We’ve included predictions using ATTR(DAY([Order Date])) as a predictor. This isn’t the best predictor for the data (and yields inadequate predictions), but for the purposes of this article, it’s a good illustration of Infer Properties from Missing Values.
Each viz includes the same four measures on the Rows shelf, as outlined below:
- Row 1:
SUM([Profit])
- Row 2:
RUNNING_SUM(SUM([Profit]))
- Row 3:
ATTR(DAY([Order Date]))
- Row 4:
MODEL_QUANTILE(0.5, SUM([Profit]),ATTR(DAY([Order Date])))
Illustration 1
In the above image, both Show Missing Values and Infer Properties from Missing Values are turned off, which are the default settings in Tableau.
You would see the same viz if Infer Properties from Missing Values was turned on and Show Missing Values was turned off. This is because Infer Properties from Missing Values depends on Show Missing Values being turned on.
Illustration 2
In the above image, Show Missing Values is turned on and Infer Properties from Missing Values is turned off.
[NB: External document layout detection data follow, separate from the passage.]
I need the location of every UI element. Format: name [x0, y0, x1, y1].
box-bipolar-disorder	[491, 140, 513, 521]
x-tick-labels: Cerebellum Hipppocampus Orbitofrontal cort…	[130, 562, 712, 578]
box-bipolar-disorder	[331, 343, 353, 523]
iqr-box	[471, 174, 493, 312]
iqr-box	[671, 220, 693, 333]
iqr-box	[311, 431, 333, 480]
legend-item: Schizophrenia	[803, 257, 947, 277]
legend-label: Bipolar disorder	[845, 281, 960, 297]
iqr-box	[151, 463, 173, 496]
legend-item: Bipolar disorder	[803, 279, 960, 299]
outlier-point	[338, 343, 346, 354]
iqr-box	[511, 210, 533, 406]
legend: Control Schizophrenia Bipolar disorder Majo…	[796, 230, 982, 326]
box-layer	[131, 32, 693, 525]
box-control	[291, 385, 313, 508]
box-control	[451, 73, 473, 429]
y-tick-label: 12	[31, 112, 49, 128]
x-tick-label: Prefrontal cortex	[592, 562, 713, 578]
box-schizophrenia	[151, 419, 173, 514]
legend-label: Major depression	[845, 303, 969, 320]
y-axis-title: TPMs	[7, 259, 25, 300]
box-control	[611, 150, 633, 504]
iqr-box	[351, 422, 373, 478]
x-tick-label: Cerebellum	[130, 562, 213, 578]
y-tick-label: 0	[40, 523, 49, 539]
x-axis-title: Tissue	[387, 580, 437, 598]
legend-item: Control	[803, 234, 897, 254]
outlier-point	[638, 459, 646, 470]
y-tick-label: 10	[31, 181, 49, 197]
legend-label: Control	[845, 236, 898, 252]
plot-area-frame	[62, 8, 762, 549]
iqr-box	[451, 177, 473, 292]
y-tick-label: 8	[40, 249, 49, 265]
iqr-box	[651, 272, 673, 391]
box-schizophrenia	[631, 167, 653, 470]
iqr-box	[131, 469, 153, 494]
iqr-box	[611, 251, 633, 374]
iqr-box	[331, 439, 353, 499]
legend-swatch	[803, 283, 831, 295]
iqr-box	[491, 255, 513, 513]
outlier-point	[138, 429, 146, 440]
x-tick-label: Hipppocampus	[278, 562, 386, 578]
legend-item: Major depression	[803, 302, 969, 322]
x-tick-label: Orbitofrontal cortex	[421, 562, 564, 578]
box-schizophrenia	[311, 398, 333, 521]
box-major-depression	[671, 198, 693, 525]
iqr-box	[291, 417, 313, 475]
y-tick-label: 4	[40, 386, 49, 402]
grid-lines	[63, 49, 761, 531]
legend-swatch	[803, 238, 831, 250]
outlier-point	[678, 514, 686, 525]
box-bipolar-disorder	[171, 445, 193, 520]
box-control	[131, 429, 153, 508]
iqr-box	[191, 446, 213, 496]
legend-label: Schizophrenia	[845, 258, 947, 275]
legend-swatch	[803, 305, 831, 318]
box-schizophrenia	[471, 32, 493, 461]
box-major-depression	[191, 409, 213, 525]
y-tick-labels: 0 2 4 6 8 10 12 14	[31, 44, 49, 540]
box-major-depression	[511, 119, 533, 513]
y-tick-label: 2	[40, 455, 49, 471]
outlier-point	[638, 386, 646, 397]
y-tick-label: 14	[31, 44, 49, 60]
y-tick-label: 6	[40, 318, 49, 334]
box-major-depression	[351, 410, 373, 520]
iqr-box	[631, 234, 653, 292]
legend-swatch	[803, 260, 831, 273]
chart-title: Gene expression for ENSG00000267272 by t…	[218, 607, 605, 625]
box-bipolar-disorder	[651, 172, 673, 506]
The default setting is that Infer Properties from Missing Values is turned off, even when Show Missing Values is turned on.
Note that in this situation, we do not compute a value for ATTR on DAY([Order Date]) for the missing values (Row 3). We do generate a prediction for the densified dates, but they are identical for all missing dates, since we’re not able to infer the actual ATTR(DAY([Order Date])) as shown in Row 3. Effectively, those marks are being computed as if DAY([Order Date]) is null.
Illustration 3
In this image, both Show Missing Values and Infer Properties from Missing Values are turned on, illustrating the Infer Properties from Missing Values setting in action.
As you can see, since we’re able to infer the ATTR(DAY([Order Date])) (Row 3), we’re able to use it in predictions in Row 4, returning a nice smooth curve of predictions.